The thing is with Key's poetry is that it is always a little but unexpected; the surprise factor is definitely a thing. But whenever I pick them up again, I laugh like I'm reading it for the first time all over again.

You have to learn coping mechanisms if you have a chronic pain condition because there will be moments that are almost comically awful. Your whole life shifts. Your new life can be measured in highs and lows, corresponding with waves of pain and waves of blissful relief. The bad days will come, and they'll bring with them anxiety, sadness, and a kind of black mood that is hard to live with.

There's also this relentless pressure to be upbeat. The most inspiring people are the ones that can live with all sorts of shit and are somehow happy, calm, and sort of zen, as though they've unlocked a new level of appreciation for life that normies don't have access to.
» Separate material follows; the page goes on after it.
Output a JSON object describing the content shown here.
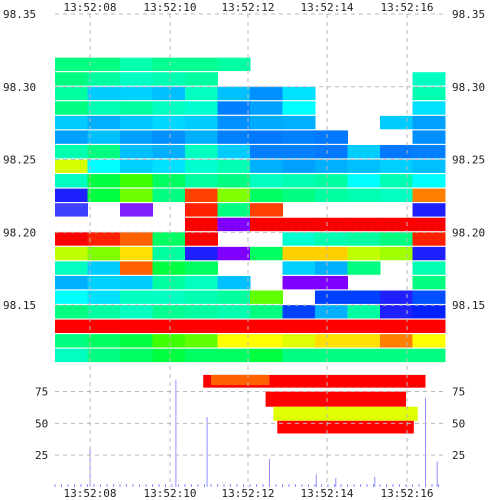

And I don't feel like that most of the time. Maybe sometimes I'll be all philosophical about it, but it's rare. I don't want to fake it, because what's the point of that? When I'm in pain I am a wounded animal. I just want to be left alone in my misery.

But there are things that help. To me, comedy is one of those lifelines that can completely turn my day around in a bad pain moment. What a remarkable gift to be able to give to someone: to lift someone's spirits by being silly.